If this is actually true, though, that suggests that there is a problem with the Swift community.
For example, while rubygems does have a central index, I don't think that most popular Ruby gems are found through this way. Rather people find libraries and tools through:

  • Reading blog posts
  • Reading reddit discussions
  • Listening to/watching pod-/screencasts
  • Learning from other open source applications or libraries/frameworks (for example, Rails)
  • Going to meetups and conferences
  • etc.

It's probably the same for many other language communities, e.g. JavaScript (not sure about the Java world, they might be a bit more conservative about trying new stuff).

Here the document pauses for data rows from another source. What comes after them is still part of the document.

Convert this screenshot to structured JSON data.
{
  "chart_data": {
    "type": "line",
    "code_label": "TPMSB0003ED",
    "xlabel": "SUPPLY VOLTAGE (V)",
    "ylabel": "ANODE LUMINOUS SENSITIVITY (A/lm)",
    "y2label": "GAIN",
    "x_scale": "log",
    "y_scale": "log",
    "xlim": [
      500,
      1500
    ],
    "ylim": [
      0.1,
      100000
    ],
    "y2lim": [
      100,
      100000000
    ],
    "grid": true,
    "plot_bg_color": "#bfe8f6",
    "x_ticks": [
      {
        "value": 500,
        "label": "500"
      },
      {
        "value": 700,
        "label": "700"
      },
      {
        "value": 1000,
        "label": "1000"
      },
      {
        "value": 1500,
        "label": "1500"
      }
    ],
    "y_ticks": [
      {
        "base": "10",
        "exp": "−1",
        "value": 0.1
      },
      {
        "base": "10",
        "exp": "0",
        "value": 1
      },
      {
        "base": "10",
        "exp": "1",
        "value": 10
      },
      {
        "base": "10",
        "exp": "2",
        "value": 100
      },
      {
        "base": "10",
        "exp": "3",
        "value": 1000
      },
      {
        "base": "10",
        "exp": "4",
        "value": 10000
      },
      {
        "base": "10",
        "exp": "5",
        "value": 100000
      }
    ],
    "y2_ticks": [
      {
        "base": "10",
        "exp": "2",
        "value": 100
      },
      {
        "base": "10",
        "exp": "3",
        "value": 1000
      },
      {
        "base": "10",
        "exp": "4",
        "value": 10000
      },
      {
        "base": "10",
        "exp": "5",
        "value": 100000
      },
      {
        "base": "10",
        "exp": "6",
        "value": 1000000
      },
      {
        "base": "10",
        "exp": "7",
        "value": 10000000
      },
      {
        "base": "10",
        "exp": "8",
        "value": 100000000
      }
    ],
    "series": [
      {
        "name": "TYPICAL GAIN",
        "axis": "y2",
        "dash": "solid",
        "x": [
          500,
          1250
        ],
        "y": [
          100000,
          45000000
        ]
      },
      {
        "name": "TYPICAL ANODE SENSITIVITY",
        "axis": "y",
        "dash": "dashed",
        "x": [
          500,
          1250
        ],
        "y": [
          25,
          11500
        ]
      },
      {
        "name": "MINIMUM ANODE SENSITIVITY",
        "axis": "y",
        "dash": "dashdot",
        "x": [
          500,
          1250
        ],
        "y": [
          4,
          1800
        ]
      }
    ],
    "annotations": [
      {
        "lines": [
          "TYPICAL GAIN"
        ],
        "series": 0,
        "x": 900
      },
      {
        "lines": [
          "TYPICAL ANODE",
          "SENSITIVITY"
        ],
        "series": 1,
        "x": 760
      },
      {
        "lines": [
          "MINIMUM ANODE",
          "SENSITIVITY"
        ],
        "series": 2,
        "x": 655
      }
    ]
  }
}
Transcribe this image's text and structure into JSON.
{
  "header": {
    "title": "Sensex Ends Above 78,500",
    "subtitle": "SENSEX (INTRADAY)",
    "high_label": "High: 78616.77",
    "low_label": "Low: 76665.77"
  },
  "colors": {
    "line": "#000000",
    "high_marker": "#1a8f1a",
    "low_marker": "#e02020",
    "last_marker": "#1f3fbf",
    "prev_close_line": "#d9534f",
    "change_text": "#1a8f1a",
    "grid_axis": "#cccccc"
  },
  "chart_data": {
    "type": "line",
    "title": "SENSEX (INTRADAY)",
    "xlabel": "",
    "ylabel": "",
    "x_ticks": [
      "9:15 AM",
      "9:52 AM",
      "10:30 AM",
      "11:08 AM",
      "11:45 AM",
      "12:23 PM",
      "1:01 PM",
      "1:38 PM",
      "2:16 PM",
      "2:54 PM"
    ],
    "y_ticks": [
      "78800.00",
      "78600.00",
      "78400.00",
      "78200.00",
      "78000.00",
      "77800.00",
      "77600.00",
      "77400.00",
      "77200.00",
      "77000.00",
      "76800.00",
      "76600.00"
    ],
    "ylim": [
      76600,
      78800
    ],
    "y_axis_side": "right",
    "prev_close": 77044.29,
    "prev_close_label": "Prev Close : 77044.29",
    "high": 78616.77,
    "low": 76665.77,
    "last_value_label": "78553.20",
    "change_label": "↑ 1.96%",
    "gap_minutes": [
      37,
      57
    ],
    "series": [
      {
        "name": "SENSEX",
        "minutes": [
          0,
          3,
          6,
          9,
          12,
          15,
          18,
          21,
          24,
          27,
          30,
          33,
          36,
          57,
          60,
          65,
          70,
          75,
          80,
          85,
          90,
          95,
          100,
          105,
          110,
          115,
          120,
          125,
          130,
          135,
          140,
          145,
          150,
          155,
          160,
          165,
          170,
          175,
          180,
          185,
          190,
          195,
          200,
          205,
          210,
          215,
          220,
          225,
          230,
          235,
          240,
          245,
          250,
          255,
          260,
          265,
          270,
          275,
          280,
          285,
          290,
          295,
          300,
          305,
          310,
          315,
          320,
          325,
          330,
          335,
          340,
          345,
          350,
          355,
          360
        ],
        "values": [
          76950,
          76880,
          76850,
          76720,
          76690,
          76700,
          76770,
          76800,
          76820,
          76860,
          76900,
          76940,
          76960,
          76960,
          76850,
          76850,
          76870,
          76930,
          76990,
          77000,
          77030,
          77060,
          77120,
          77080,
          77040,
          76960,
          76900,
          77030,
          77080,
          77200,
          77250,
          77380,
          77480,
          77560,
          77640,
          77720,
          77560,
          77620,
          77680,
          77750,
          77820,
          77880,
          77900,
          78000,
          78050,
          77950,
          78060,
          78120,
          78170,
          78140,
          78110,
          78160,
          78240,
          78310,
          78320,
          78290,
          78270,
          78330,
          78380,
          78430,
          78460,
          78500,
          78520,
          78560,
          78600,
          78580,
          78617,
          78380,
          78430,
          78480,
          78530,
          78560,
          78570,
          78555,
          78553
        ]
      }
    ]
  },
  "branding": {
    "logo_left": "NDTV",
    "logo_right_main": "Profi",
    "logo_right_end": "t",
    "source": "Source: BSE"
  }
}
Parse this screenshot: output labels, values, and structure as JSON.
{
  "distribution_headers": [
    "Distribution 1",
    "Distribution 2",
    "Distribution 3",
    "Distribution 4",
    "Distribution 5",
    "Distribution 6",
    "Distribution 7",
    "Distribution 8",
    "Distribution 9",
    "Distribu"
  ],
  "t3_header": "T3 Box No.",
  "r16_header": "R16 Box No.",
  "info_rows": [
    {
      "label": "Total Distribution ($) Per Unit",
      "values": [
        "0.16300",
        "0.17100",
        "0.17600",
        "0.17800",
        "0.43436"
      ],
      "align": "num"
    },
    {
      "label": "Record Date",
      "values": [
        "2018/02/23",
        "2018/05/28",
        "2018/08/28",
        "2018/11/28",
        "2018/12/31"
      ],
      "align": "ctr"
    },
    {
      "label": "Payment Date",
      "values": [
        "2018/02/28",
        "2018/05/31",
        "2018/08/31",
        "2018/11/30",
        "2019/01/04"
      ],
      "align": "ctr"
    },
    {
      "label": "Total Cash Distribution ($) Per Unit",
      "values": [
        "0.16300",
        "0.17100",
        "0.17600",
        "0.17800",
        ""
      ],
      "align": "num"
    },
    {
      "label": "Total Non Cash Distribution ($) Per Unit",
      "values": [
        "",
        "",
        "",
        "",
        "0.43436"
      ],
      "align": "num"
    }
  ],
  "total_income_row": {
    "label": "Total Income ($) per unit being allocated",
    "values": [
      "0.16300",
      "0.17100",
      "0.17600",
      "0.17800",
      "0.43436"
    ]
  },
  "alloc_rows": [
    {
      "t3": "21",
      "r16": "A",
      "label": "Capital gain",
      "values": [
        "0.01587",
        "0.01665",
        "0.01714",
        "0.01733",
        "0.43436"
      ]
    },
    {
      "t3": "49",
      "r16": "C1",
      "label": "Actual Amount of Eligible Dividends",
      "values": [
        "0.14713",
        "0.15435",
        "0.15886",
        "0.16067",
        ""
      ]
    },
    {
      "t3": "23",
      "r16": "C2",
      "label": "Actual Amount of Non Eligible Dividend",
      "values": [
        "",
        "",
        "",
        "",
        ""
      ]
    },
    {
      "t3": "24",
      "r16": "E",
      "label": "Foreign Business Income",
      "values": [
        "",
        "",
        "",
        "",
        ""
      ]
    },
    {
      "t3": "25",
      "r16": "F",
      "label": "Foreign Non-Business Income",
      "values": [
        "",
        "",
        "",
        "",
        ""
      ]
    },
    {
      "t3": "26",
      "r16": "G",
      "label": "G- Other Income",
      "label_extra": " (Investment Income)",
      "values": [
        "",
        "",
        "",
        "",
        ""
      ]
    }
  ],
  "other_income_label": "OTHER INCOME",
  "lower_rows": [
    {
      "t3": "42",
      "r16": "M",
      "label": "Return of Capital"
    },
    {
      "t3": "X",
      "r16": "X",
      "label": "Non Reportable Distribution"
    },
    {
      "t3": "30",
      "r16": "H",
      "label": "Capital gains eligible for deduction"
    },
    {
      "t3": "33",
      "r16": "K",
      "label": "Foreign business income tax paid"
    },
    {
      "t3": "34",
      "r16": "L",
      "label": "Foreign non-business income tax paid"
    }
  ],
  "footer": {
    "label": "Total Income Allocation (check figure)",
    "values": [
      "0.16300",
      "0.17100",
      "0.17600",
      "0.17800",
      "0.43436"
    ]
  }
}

I don't know why this doesn't work for Swift. Maybe the language is too young and/or the community not diverse enough (most Swift users write iOS/macOS apps).

2 Likes

I would disagree here. I've programmed in ruby for 10 years both professionally and also personally. The overwhelming majority of packages I have found have been directly through the rubygems central package index.

That's not to say that there haven't been a handful of libraries that I came across while reading blog posts, watching tutorials, or looking into another open source applications' dependencies, but most packages I found because I had a need and searched the central index to see if there was anything available that would suit my needs.

Of course I'm basing my thoughts entirely on my own experiences, which may or may not reflect the true norm, in which case you would be correct in your statement.

Separate rant about the usefulness of a Swift Package Index

It's extremely handy to have a need like, "I need an LZ4 compression library." Go to rubygems.org, search "lz4", pick and use the one that's right for you (I actually use extlz4 in production code at the company I work for).

Even if you do a google search for "rubygem NAME" you primarily get results from rubygems.org.

Today, the primary way to find an SPM package is to search GitHub, or to search google. Neither of which is going to yield all the results you may be looking for.